State Action Value Function Lab

This programming lab provides hands-on experience with the state-action value function by allowing modification of the Mars rover parameters to observe how Q(s,a) values change.

imports.py
import numpy as np
from utils import *
fixed_params.py
# Do not modify
num_states = 6
num_actions = 2
modifiable_params.py
terminal_left_reward = 100
terminal_right_reward = 40
each_step_reward = 0
# Discount factor
gamma = 0.5
# Probability of going in the wrong direction
misstep_prob = 0
visualization.py
generate_visualization(terminal_left_reward, terminal_right_reward, each_step_reward, gamma, misstep_prob)
  1. Run initial code: Execute all cells to see baseline Q(s,a) values
  2. Modify parameters: Change the modifiable parameters one at a time
  3. Observe changes: Note how Q values and optimal policy change
  4. Experiment systematically: Try different combinations of parameters
  • Change terminal_right_reward to 10
  • Change terminal_left_reward to 50
  • Try negative rewards for intermediate states
  • How do Q values change when rewards change?
  • Which states are most affected by discount factor changes?
  • How does the optimal policy shift with different parameters?
  • When does the policy change from “always go left” to mixed strategies?
  • How does uncertainty (misstep_prob > 0) affect decision making?
  • What happens to Q values as the environment becomes more stochastic?
  • High γ (near 1.0): More patient, willing to wait for better rewards
  • Low γ (near 0.0): Impatient, prefers immediate rewards
  • Medium γ (around 0.5): Balanced approach

With the initial parameters, you should see Q values matching the lecture examples where the optimal policy is to go left from states 2, 3, 4 and right from state 5.
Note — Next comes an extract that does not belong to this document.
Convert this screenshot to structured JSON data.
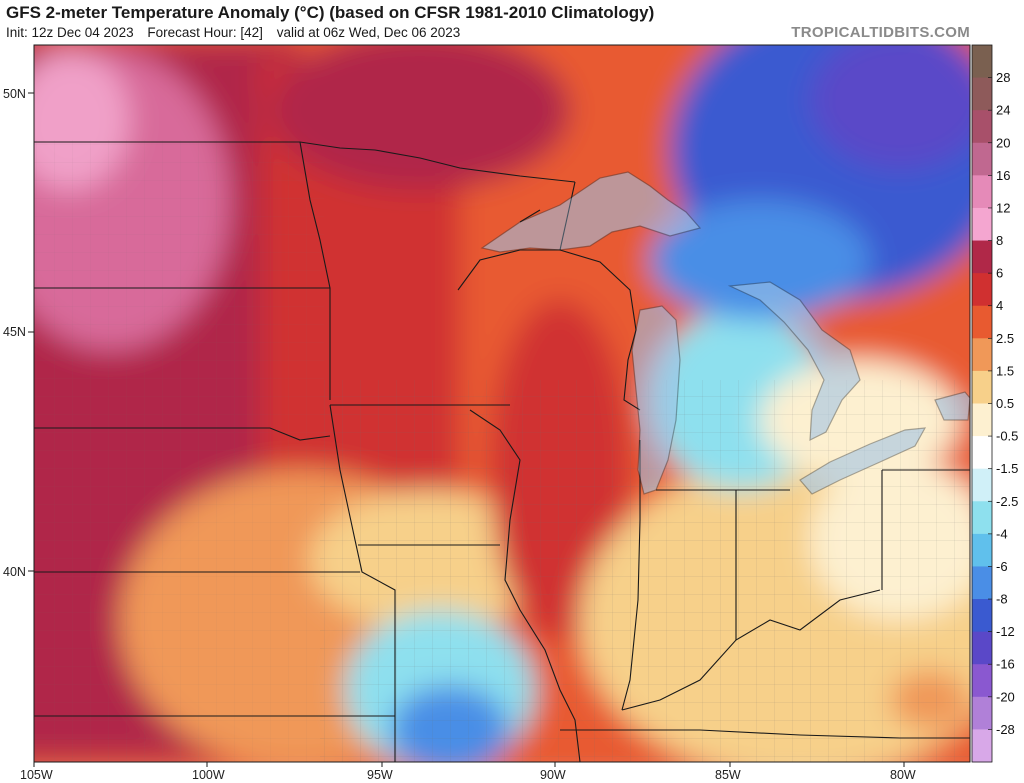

  • Lower right reward: May cause “always go left” policy
  • Higher discount factor: Increases patience for distant rewards
  • Lower discount factor: Increases preference for immediate rewards
  • Positive misstep probability: Reduces overall Q values due to uncertainty

The generate_visualization function creates a display showing:

  • Current Q(s,a) values for each state-action pair
  • Optimal policy (best action for each state)
  • Expected returns from each state under optimal policy

Changes to parameters affect the entire Q function simultaneously. The visualization helps you understand these relationships without needing to implement the underlying value iteration algorithm yourself.

Learning Goal

By completing this lab, you should gain intuition about:

  • How reward structure affects optimal behavior
  • The role of discount factor in balancing immediate vs future rewards
  • How uncertainty (stochastic environments) impacts decision making
  • The relationship between Q values and optimal policies

This hands-on experience prepares you for understanding more complex reinforcement learning algorithms while building intuition about the core concepts through interactive exploration.